Il faut alors commencer par pointer l'une des grandes forces du personnage : réunir les deux types d'identification classique de la narration. Jonglant sans cesse entre "l'identification admirative" lorsqu'il enfile son masque à cornes pour mieux faire régner l'ordre à Hell's Kitchen, dans New York et même dans l'espace (oui oui), Daredevil est aux antipodes de ce que propose Matt Murdock, qui joue lui avec "l'identification sympathique", eût égard à sa vie "banale" d'avocat, d'ami et d'amant. Et si cette donnée paraît toute naturelle dans un univers de super-héros, c'est cependant avec Daredevil qu'elle se développe le mieux, tant il est impossible de dissocier les deux alter-egos qui forment l'homme sans peur.

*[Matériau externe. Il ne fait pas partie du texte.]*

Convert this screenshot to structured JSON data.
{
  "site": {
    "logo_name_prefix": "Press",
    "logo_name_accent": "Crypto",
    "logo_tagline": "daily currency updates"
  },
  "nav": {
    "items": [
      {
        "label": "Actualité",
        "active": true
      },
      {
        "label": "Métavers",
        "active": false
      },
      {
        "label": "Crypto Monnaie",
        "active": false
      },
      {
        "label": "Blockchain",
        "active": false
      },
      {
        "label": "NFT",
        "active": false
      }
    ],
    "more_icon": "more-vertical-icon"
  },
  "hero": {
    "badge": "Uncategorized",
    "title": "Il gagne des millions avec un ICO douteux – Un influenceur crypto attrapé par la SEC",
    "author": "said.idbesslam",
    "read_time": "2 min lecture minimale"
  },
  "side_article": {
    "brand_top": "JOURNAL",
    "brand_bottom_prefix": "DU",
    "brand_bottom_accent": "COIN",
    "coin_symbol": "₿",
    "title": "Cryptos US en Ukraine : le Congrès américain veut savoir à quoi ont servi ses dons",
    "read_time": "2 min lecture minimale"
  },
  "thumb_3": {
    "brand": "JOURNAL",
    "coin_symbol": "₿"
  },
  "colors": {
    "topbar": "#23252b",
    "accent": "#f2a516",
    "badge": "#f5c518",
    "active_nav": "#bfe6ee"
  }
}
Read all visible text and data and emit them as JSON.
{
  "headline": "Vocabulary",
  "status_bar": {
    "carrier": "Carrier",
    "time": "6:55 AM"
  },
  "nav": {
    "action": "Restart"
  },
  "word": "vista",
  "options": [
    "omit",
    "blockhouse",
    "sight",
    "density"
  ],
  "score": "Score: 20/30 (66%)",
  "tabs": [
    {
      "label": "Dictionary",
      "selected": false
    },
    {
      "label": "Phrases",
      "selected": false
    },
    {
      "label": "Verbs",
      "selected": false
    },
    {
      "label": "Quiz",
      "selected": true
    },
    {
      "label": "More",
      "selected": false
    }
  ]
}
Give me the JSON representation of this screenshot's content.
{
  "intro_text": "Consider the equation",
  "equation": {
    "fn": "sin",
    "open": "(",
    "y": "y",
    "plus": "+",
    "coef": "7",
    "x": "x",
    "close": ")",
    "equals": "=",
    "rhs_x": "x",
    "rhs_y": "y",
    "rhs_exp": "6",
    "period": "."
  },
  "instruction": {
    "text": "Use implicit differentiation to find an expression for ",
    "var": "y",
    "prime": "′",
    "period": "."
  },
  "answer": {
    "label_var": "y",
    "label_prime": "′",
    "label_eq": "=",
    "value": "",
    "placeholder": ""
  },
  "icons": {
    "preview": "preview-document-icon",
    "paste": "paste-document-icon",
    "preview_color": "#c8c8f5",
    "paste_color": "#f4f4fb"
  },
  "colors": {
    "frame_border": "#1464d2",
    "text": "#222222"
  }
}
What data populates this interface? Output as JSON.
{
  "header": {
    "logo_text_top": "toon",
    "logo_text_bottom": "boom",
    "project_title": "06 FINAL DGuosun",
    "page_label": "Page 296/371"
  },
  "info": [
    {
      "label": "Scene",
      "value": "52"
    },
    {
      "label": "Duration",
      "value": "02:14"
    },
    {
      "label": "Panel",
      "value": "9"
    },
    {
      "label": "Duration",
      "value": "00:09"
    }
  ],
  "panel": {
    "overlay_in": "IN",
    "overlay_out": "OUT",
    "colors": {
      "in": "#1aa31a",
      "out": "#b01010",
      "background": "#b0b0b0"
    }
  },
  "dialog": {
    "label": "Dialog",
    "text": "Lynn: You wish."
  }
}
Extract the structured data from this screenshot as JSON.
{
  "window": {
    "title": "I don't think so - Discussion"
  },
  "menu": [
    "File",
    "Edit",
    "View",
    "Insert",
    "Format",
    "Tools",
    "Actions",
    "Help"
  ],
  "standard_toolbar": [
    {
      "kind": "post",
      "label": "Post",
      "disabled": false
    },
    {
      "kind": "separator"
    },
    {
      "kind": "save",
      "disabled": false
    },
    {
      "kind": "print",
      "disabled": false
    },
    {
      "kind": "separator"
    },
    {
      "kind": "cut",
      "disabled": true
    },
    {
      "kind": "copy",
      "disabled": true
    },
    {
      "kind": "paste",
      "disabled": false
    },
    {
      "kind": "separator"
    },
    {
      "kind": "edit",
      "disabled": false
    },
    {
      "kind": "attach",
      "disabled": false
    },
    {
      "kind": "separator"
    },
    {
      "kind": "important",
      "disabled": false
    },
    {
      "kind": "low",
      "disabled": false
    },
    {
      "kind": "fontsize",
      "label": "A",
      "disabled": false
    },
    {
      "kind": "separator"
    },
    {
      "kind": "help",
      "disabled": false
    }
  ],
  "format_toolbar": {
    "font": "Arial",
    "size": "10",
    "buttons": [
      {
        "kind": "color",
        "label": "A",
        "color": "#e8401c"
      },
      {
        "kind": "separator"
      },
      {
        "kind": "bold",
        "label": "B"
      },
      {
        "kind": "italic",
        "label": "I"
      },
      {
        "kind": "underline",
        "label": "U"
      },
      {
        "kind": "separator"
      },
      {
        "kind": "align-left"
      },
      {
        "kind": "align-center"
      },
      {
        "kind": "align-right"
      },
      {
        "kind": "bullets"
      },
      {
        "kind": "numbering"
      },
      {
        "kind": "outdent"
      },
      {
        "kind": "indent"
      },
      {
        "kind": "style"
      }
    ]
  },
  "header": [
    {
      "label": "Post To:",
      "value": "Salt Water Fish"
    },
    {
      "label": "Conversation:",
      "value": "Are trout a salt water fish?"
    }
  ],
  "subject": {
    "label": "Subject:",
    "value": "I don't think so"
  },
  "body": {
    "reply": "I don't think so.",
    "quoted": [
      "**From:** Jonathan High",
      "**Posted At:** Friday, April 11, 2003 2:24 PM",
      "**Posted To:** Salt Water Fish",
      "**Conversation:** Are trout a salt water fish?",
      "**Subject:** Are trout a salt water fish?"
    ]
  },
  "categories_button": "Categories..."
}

Plus proche de la rue, Matt Murdock est également plus proche des problèmes du quotidien, qu'il combat tant bien que mal la nuit venue, sans oublier de mettre le doigt dans un engrenage vicieux à mesure qu'il pense assécher le circuit du crime dans la grande pomme. 
 

 
L'autre force de Daredevil, c'est également son rapport à la spiritualité, que ce soit au travers de la religion ou de sa formation avec Stick, son adaptation à un monde qu'il se doit de redécouvrir privé de ses yeux, de sa perception qui dépasse largement les (archaïques) 5 sens, de son questionnement sur la viabilité d'un système judiciaire dans le système qui est le nôtre et j'en passe. Des questions, Daredevil s'en pose beaucoup et c'est autant de pistes de réflexions qui s'ouvrent chez un lecteur en proie aux mêmes doutes que son héros. Terre-à-terre et exceptionnel, Matt Murdock se veut l'avatar d'une justice absolue, sans (presque jamais) sombrer du côté obscur de la force. C'est d'ailleurs cette perpétuelle (et vaine ?) quête de justice qui finira par épuiser un héros lassé d'empiler les goons pour mieux les voir réapparaître dans ses rues, quand celles-ci ne sont pas menacées par des vilains (de seconde zone) aux dents longues. Comme me le souffle mon fidèle Alfro, Daredevil c'est la séparation entre l'œil et le regard. 
 
Véritable obsession pour les artistes qui ont eu la chance de l'écrire, Daredevil est du propre aveu de Frank Miller ce qui lui a permis de trouver la confiance d'aller livrer deux chefs d'œuvres (Year One, The Dark Knight Returns) sur Batman, peu après son passage du côté de Hell's Kitchen. Ce n'est donc pas étonnant de voir Brian Bendis se livrer à la même confection, lui qui juge son (divin) passage à la tête de l'homme sans peur comme la catharsis dont il avait besoin en mettant un pied chez Marvel, après avoir consacré sa carrière aux polars chez différents éditeurs indépendants. 
 

 
Dernier point sur lequel on se penchera aujourd'hui (pour se laisser de la marge avec les 6 jours à venir, qui sont extrêmement chargés en informations), l'amour des fans pour Daredevil. Une fois passé au dessus de la terrible réputation du personnage auprès du grand public, de très nombreux lecteurs jouissent de découvrir un héros ô combien profond, ô combien utile dans le paysage de la BD américaine et c'est presque avec regret qu'ils accueillent la série Netflix, qui donnera enfin ses lettres de noblesse (et sûrement un peu plus, si l'on en croit la qualité de la série) à un héros qui ne réclame pourtant rien, si ce n'est son précieux anonymat. Soyez rassurés : l'avenir de Daredevil sur les écrans ne devrait pas nous épargner les questions morales chères à ses meilleures histoires, et il ne serait pas étonnant de voir en Charlie Cox un allié de Chris Evans, lors de la Civil War qui se prépare.